The claims that the Holy Family had to be dark swarthy people are pretty baseless, since we don’t have any accurate depictions of what they looked like. I’ve seen a surprising number of unusually fair skinned people from the Middle East, plus we don’t know what racial changes may have occured in the last 2000 years. In 2017 it seems it’s ok to depict the Holy Family as anything but fair skinned. I’d say that’s kind of racist.

I think that racism CAN be a barrier to evangelization, but not for any of the reasons you mentioned.

Malcolm X describes how the Black Muslims did a lot of their recruiting of Christians who were exiting their churches on Sunday from Mass or other Christian services. There was a strong element of racism in the recruiting process.

This. I follow several Catholic pages on Facebook, and even some non-Catholic Christian ones, and there’s always one person that goes on a rant about how it’s “racist” to portray Jesus as white. People have commented similarly to the way Malcom X does in the OP (“White man’s God”). I keep pointing out the fact that black congregations will portray Jesus as black, Koreans will portray Him as Korean, etc. They have no problem with that, but the second someone gives Jesus lighter skin…

and what does that have to do with the subject at hand?

That’s an overly simplistic view, though.

The image of a ‘white Jesus’ has been used against POC in western civilizations…there were people who literally believed blacks were not God’s people back in the days. They literally believed in the white man’s God. And people are still hung up on it. Movies/shows also depicts Middle Eastern as white sometimes. The ‘white Jesus’ is now the prototype instead of a culture’s representation. I’m in Asia, and most of us picture him as white. So it makes sense that there would be people who will keep pointing out that it’s likely he didn’t have fair skin or light hair.

I still hold the view that cultures can depict him in the way they want but honestly, a lot of us know how Jesus looks like now and we know people of many races, I don’t see why white Jesus/black etc is still a thing. It would be refreshing to see a Jesus who actually looks Jewish/middle eastern.

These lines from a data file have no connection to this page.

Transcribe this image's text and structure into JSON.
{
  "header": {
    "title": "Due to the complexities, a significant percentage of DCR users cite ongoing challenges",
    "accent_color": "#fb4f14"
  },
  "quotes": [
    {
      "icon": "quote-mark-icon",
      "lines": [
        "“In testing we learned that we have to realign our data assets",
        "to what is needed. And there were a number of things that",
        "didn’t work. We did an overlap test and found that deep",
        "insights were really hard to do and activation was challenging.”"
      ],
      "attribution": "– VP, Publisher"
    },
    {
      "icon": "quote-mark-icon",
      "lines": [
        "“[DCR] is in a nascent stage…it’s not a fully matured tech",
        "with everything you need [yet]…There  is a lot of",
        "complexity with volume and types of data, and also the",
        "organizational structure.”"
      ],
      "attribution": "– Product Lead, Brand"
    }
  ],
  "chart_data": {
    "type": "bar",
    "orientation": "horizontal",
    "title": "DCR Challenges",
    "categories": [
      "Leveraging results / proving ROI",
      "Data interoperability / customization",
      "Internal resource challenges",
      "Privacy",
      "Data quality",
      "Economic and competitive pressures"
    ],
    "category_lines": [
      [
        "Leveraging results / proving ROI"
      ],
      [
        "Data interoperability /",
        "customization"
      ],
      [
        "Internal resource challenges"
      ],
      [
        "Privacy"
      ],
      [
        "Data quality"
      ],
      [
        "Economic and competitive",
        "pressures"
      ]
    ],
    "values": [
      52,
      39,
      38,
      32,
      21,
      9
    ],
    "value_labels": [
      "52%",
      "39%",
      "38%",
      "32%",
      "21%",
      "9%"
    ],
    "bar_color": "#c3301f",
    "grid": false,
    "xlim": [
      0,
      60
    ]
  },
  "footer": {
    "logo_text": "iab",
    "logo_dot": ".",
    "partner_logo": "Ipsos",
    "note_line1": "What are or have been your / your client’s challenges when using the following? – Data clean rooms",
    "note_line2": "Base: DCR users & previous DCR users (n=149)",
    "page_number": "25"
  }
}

But this is a little out of point. Racism is a barrier, for sure, but not because Jesus’s race is represented differently by other people. IMO I think politics is the main barrier rn. Abortion, SSM, immigration, BLM, government handouts etc are very divisive issues. I know most people associate republicans with Christians so when they disagree with say, healthcare, they think Christians are not as loving as they claim to be.

Or when conservatives bash on BLM, for those who support it, they view them as White Christians instead of just ‘conservatives’. You can call yourself a non-racist Republican, but most people on the left would think you are contradicting yourself. Which is why I think politics is the main issue at hand here.

Here’s how St Mark’s (Egyptian) Coptic Church in suburban Chicago depicts Jesus and the Apostles stmarkchicago.org/

Typically the representations reflect the culture. Malcolm X lived at a time when 90% of the country he resided in was white.

However, parts of the Middle East and Africa were Christian LONG before much of Europe and by extension Oceania & North America were.

If one’s main argument against Christianity is that it’s a “white man’s” religion, it fails on all fronts and shows whatever one is arguing for has not much merit.

One of the bigger problems lately is that race is now the new golden calf for a lot of Americans.